After a moment, she walked back across the room, joining me between the couch and the desk, my Mac dark now. She put her hands on my shoulders. She said, “Walk me to my car,” and then she took her hands off my shoulders. Without saying a word or doing so physically, I said “OK.” She took my left hand in her left hand and walked me to my door. I retrieved my keys from the floor, locked the door on our way out. She led me to the exterior door. We walked out; I locked the exterior door, head still spinning, still confused.
We are in the open; I am standing outside the door to her car, passenger side, the side near the sidewalk, hidden from the bar, hidden from the street. My back is to her car, to Haligan’s; she is looking at her car, my office behind her back, the bar behind mine. She is directly in front of me; we are less than a foot apart. I am ready to walk her around the front of her car to the driver’s side, ready to apologize, when she put her hands on my shoulders again and said, “Give me a good night kiss.”
It seemed like a reasonable request.
Ready to confess my confusion, she suddenly shoved my chest backwards onto the passenger side window of her car and violated my mouth with her tongue. She stopped for a moment and fixed me, like adjusting a picture frame against a wall, to the door of her car. She resumed kissing me. It felt good. She unbuttoned my pants, unzipped me and slid her hands down my underwear. She did not lose the kiss.
“Do you want me to stop,” she asked me, her eyes half closed, her voice husky. My answer did not matter but as she found her way to a slow rhythm, no, I did not want her to stop.
Eventually, the inevitable happened and she stopped the stroking movement inside my jeans, saying only, “Gross,” as she laughed and smiled at me, her eyes sparkling. She took her hands out and wrapped them around my lower back, wiping her hands on the undershirt inside the back of my untucked button-down shirt.
She put her hands by her side and said, “Zip up,” which I did. Buttoned up the top button, too, for good measure.
“Are you having a good time,” she asked me.
A breeze blew her hair over the front of her face and she did not brush it away with her still-tainted hands. The door opened to the bar behind us, letting out music and two female voices, one of which was laughing.
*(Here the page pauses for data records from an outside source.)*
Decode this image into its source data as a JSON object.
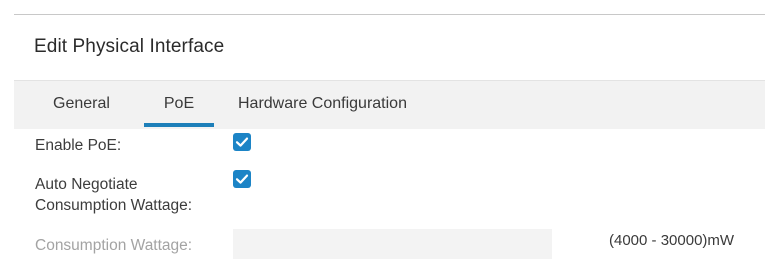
{
  "dialog": {
    "title": "Edit Physical Interface"
  },
  "tabs": {
    "general": "General",
    "poe": "PoE",
    "hardware": "Hardware Configuration",
    "active": "PoE"
  },
  "form": {
    "enable_poe": {
      "label": "Enable PoE:",
      "checked": true
    },
    "auto_negotiate": {
      "label_line1": "Auto Negotiate",
      "label_line2": "Consumption Wattage:",
      "checked": true
    },
    "consumption_wattage": {
      "label": "Consumption Wattage:",
      "value": "",
      "disabled": true,
      "range_hint": "(4000 - 30000)mW"
    }
  },
  "colors": {
    "accent": "#1c84c6",
    "tab_bar_bg": "#f2f2f2",
    "disabled_text": "#a3a3a3"
  }
}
“I am,” I confessed as she put her hands in my pockets, twisting her hands around inside my pants pockets. She wiped the remnants off inside my pockets and brought her hands to my nose. “You’re gross,” she said, “aren’t you?”
“A pig,” I said.
She laughed and brushed her wind-blown hair from her face. “Oh, Sam,” she said. I could clearly see her brown eyes.
She took my hands in hers and forcibly changed our positions, roles switched. It was her turn to lean against the side of her car.
“ I need to go,” I said, looking at her from the sidewalk. “It’s late.”
“The fuck,” she said, taking my hand and placing it upon her breast, leaning into me, away from the car, lips on lips. I thought she was going to attack my mouth again when she said, “Favor for a favor,” looking down at her midriff, my palm still welcome on her breast.
“Isn’t this,” I stopped, not knowing what I was thinking, much less asking.
She moved my hand off her breast and looked down at the pavement between us. We stood in silence for a moment, hand in hand.
“Look,” she said at last, looking up, “you don’t have to be Neil Armstrong. Just, “ she hesitated, “just follow my lead.”
“Okay,” she asked. “Don’t shove your hands down my pants,” she concluded, “it's really pretty simple.” Then her soft lips were upon mine; she was pulling me onto her body, there beside her car, and she was guiding my hand, over her pants, between her legs.
“Take your time,” she said.
I did.
I did everything she asked me to do until she pulled away from me, smiling.
“You going home,” she asked me, a line of sweat beading up just above her brow in the humid South Texas air.
“Yea,” I answered. “It’s almost one.”
“K,” she said and started walking around to the driver side of her car. She automatically unlocked the door. I looked at her from the sidewalk.
Over the roof of her car, she glanced at me and said, “Good night.”
She cut the engine on, got in and slid the passenger side window down automatically. “Sam, “ she said, “don’t think about this. Don’t call me. Go home.” The window went back up. Swish. I could not see her face when she drove off, leaving nothing between me and the bar.
I did as I was told.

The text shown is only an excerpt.